Pharmacy benefit managers are in the congressional hot seat. Last Thursday, the Senate Finance Committee held a hearing examining the middlemen's impact on patients. Earlier in March, the House Committee on Oversight and Accountability launched an investigation into PBM tactics that are "harming patient care and increasing costs for consumers."
The focus on pharmacy benefit managers is warranted. They game the healthcare system to line their own pockets at the expense of patients.
PBMs manage prescription drug benefits on behalf of insurers. In theory, they're supposed to keep patients' drug costs down by negotiating lower prices with pharmaceutical companies.
But that's not what happens in practice.
PBMs do negotiate sizable discounts on medications — to the tune of 40% or more off a drug's list price. They share some of those savings with insurers, who can use them to lower premiums. They also keep a chunk for themselves.

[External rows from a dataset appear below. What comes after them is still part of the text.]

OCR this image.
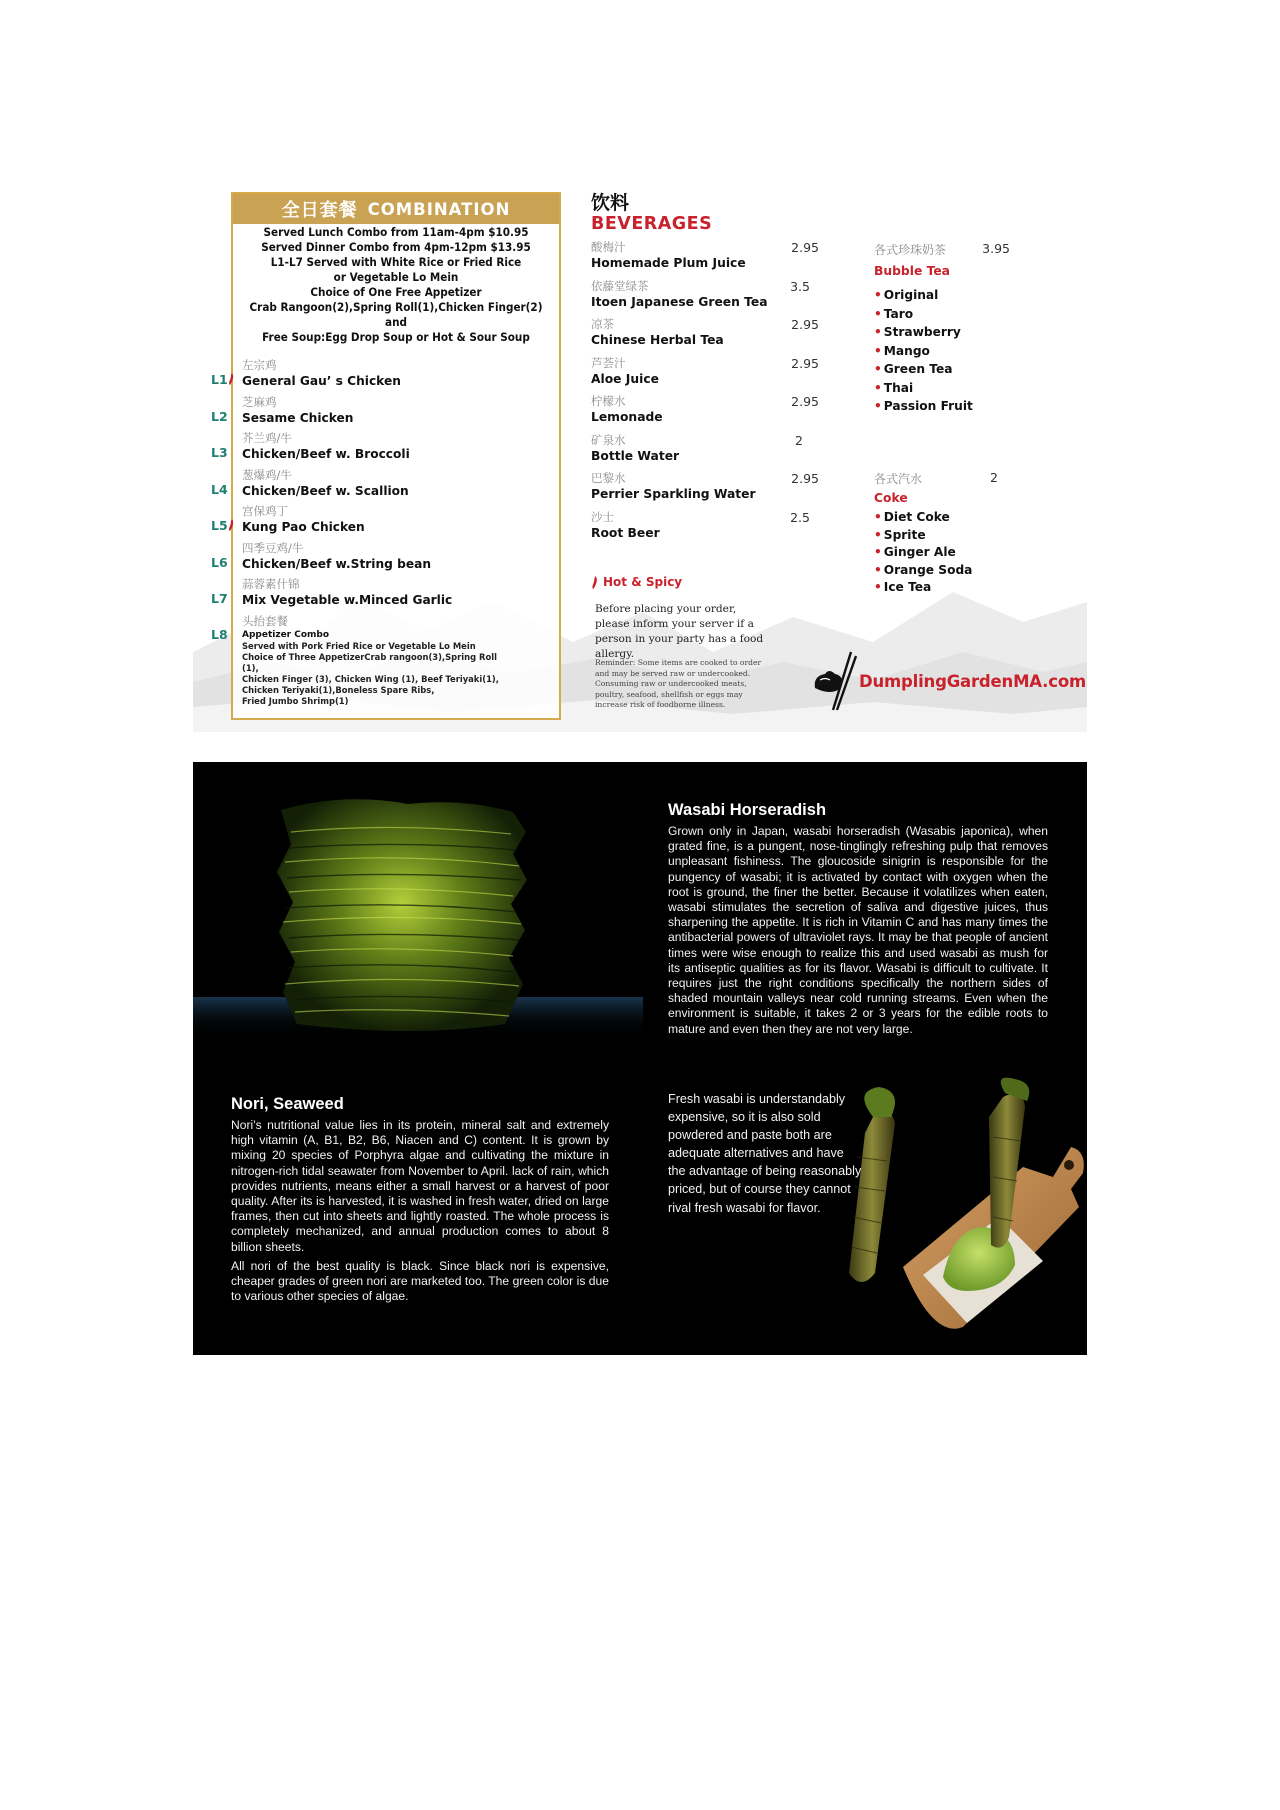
全日套餐 COMBINATION
Served Lunch Combo from 11am-4pm $10.95
Served Dinner Combo from 4pm-12pm $13.95
L1-L7 Served with White Rice or Fried Rice
or Vegetable Lo Mein
Choice of One Free Appetizer
Crab Rangoon(2),Spring Roll(1),Chicken Finger(2)
and
Free Soup:Egg Drop Soup or Hot & Sour Soup
左宗鸡
L1 General Gau’ s Chicken
芝麻鸡
L2 Sesame Chicken
芥兰鸡/牛
L3 Chicken/Beef w. Broccoli
葱爆鸡/牛
L4 Chicken/Beef w. Scallion
宫保鸡丁
L5 Kung Pao Chicken
四季豆鸡/牛
L6 Chicken/Beef w.String bean
蒜蓉素什锦
L7 Mix Vegetable w.Minced Garlic
头抬套餐
L8 Appetizer Combo
Served with Pork Fried Rice or Vegetable Lo Mein
Choice of Three AppetizerCrab rangoon(3),Spring Roll (1),
Chicken Finger (3), Chicken Wing (1), Beef Teriyaki(1),
Chicken Teriyaki(1),Boneless Spare Ribs,
Fried Jumbo Shrimp(1)
饮料
BEVERAGES
酸梅汁
Homemade Plum Juice
2.95
依藤堂绿茶
Itoen Japanese Green Tea
3.5
凉茶
Chinese Herbal Tea
2.95
芦荟汁
Aloe Juice
2.95
柠檬水
Lemonade
2.95
矿泉水
Bottle Water
2
巴黎水
Perrier Sparkling Water
2.95
沙士
Root Beer
2.5
Hot & Spicy
Before placing your order, please inform your server if a person in your party has a food allergy.
Reminder: Some items are cooked to order and may be served raw or undercooked. Consuming raw or undercooked meats, poultry, seafood, shellfish or eggs may increase risk of foodborne illness.
各式珍珠奶茶	3.95
Bubble Tea
• Original
• Taro
• Strawberry
• Mango
• Green Tea
• Thai
• Passion Fruit
各式汽水	2
Coke
• Diet Coke
• Sprite
• Ginger Ale
• Orange Soda
• Ice Tea
DumplingGardenMA.com
Nori, Seaweed

Nori’s nutritional value lies in its protein, mineral salt and extremely high vitamin (A, B1, B2, B6, Niacen and C) content. It is grown by mixing 20 species of Porphyra algae and cultivating the mixture in nitrogen-rich tidal seawater from November to April. lack of rain, which provides nutrients, means either a small harvest or a harvest of poor quality. After its is harvested, it is washed in fresh water, dried on large frames, then cut into sheets and lightly roasted. The whole process is completely mechanized, and annual production comes to about 8 billion sheets.

All nori of the best quality is black. Since black nori is expensive, cheaper grades of green nori are marketed too. The green color is due to various other species of algae.

Wasabi Horseradish

Grown only in Japan, wasabi horseradish (Wasabis japonica), when grated fine, is a pungent, nose-tinglingly refreshing pulp that removes unpleasant fishiness. The gloucoside sinigrin is responsible for the pungency of wasabi; it is activated by contact with oxygen when the root is ground, the finer the better. Because it volatilizes when eaten, wasabi stimulates the secretion of saliva and digestive juices, thus sharpening the appetite. It is rich in Vitamin C and has many times the antibacterial powers of ultraviolet rays. It may be that people of ancient times were wise enough to realize this and used wasabi as mush for its antiseptic qualities as for its flavor. Wasabi is difficult to cultivate. It requires just the right conditions specifically the northern sides of shaded mountain valleys near cold running streams. Even when the environment is suitable, it takes 2 or 3 years for the edible roots to mature and even then they are not very large.

Fresh wasabi is understandably expensive, so it is also sold powdered and paste both are adequate alternatives and have the advantage of being reasonably priced, but of course they cannot rival fresh wasabi for flavor.
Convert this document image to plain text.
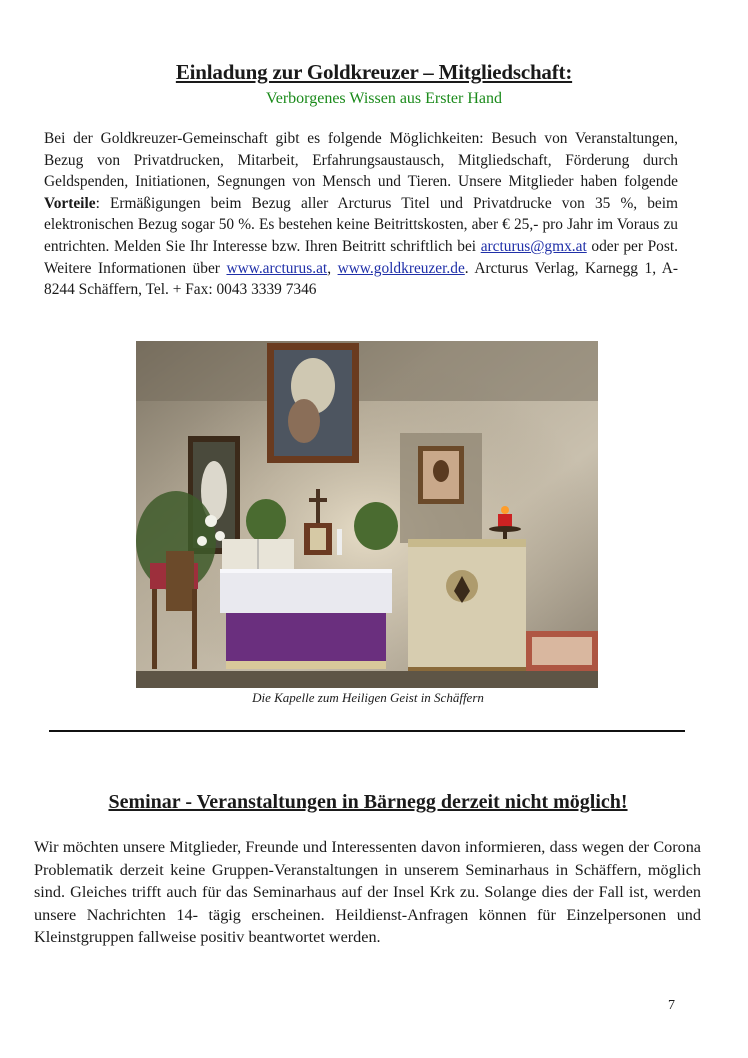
Einladung zur Goldkreuzer – Mitgliedschaft:
Verborgenes Wissen aus Erster Hand
Bei der Goldkreuzer-Gemeinschaft gibt es folgende Möglichkeiten: Besuch von Veranstaltungen, Bezug von Privatdrucken, Mitarbeit, Erfahrungsaustausch, Mitgliedschaft, Förderung durch Geldspenden, Initiationen, Segnungen von Mensch und Tieren. Unsere Mitglieder haben folgende Vorteile: Ermäßigungen beim Bezug aller Arcturus Titel und Privatdrucke von 35 %, beim elektronischen Bezug sogar 50 %. Es bestehen keine Beitrittskosten, aber € 25,- pro Jahr im Voraus zu entrichten. Melden Sie Ihr Interesse bzw. Ihren Beitritt schriftlich bei arcturus@gmx.at oder per Post. Weitere Informationen über www.arcturus.at, www.goldkreuzer.de. Arcturus Verlag, Karnegg 1, A-8244 Schäffern, Tel. + Fax: 0043 3339 7346
Die Kapelle zum Heiligen Geist in Schäffern
Seminar - Veranstaltungen in Bärnegg derzeit nicht möglich!
Wir möchten unsere Mitglieder, Freunde und Interessenten davon informieren, dass wegen der Corona Problematik derzeit keine Gruppen-Veranstaltungen in unserem Seminarhaus in Schäffern, möglich sind. Gleiches trifft auch für das Seminarhaus auf der Insel Krk zu. Solange dies der Fall ist, werden unsere Nachrichten 14- tägig erscheinen. Heildienst-Anfragen können für Einzelpersonen und Kleinstgruppen fallweise positiv beantwortet werden.
7
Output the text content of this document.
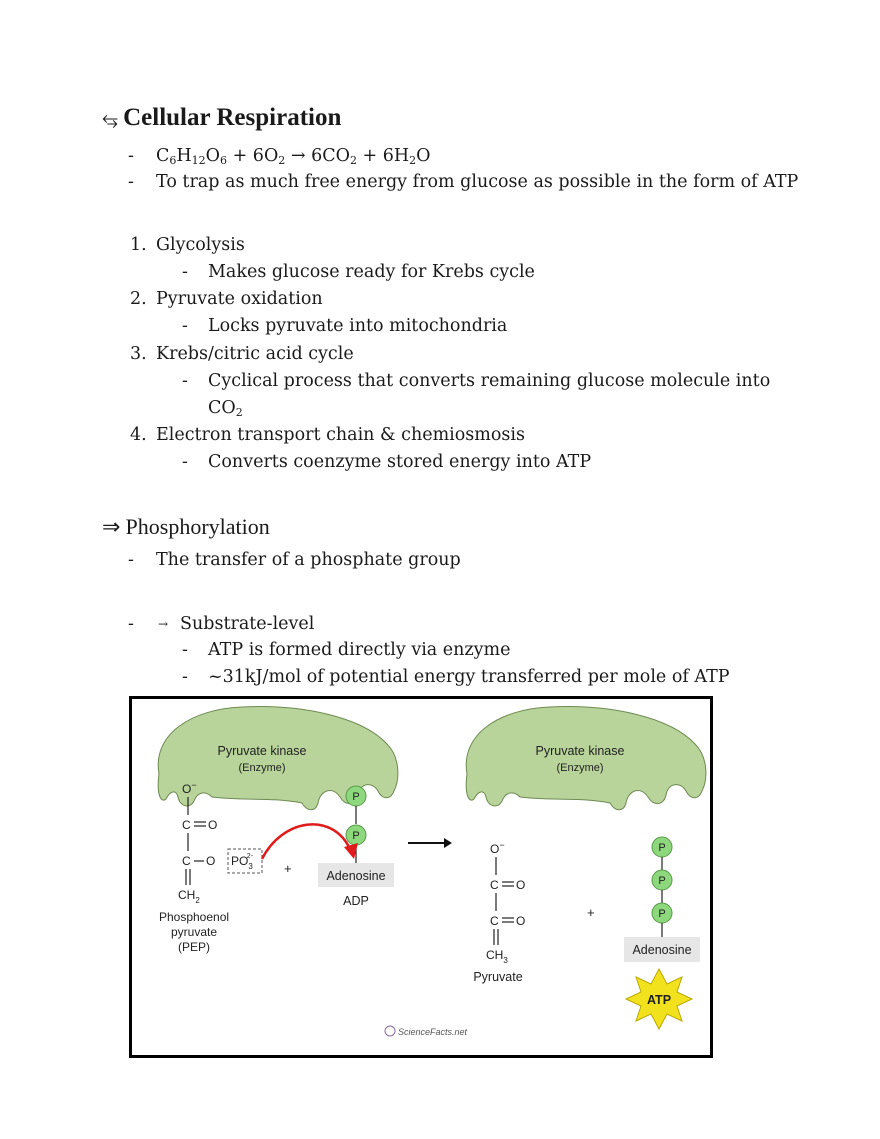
⥃ Cellular Respiration
- $C_6H_{12}O_6 + 6O_2 \to 6CO_2 + 6H_2O$
- To trap as much free energy from glucose as possible in the form of ATP
1. Glycolysis
- Makes glucose ready for Krebs cycle
2. Pyruvate oxidation
- Locks pyruvate into mitochondria
3. Krebs/citric acid cycle
- Cyclical process that converts remaining glucose molecule into
$CO_2$
4. Electron transport chain & chemiosmosis
- Converts coenzyme stored energy into ATP
⇒ Phosphorylation
- The transfer of a phosphate group
- → Substrate-level
- ATP is formed directly via enzyme
- ~31kJ/mol of potential energy transferred per mole of ATP
Pyruvate kinase
(Enzyme)
Pyruvate kinase
(Enzyme)
O−
C O
C O $PO_32-$
$CH_2$
Phosphoenol
pyruvate
(PEP)
+
P
P
Adenosine
ADP
O−
C O
C O
$CH_3$
Pyruvate
+
P
P
P
Adenosine
ATP
ScienceFacts.net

But PBMs keep the prices they're able to secure secret. Patient copays and coinsurance are based on the higher list price, not the PBMs' discounted price. So patients can end up spending hundreds of dollars more out of pocket each year than they would if they had access to the discounted price at the pharmacy counter.
The opaque nature of this market is good for PBMs. And it perversely encourages higher and higher list prices so that PBMs can claim ever-greater rebates from drug companies. Patients pay higher coinsurance on the increasing list prices. And PBMs continue padding their bottom lines.
All told, PBMs and other industry middlemen collected more than half of every dollar spent on brand medications in 2020.
PBMs have created a convoluted drug pricing system devoid of the sort of transparency that could lower patient costs. Their actions deserve strict congressional oversight — as lawmakers have thankfully begun to realize.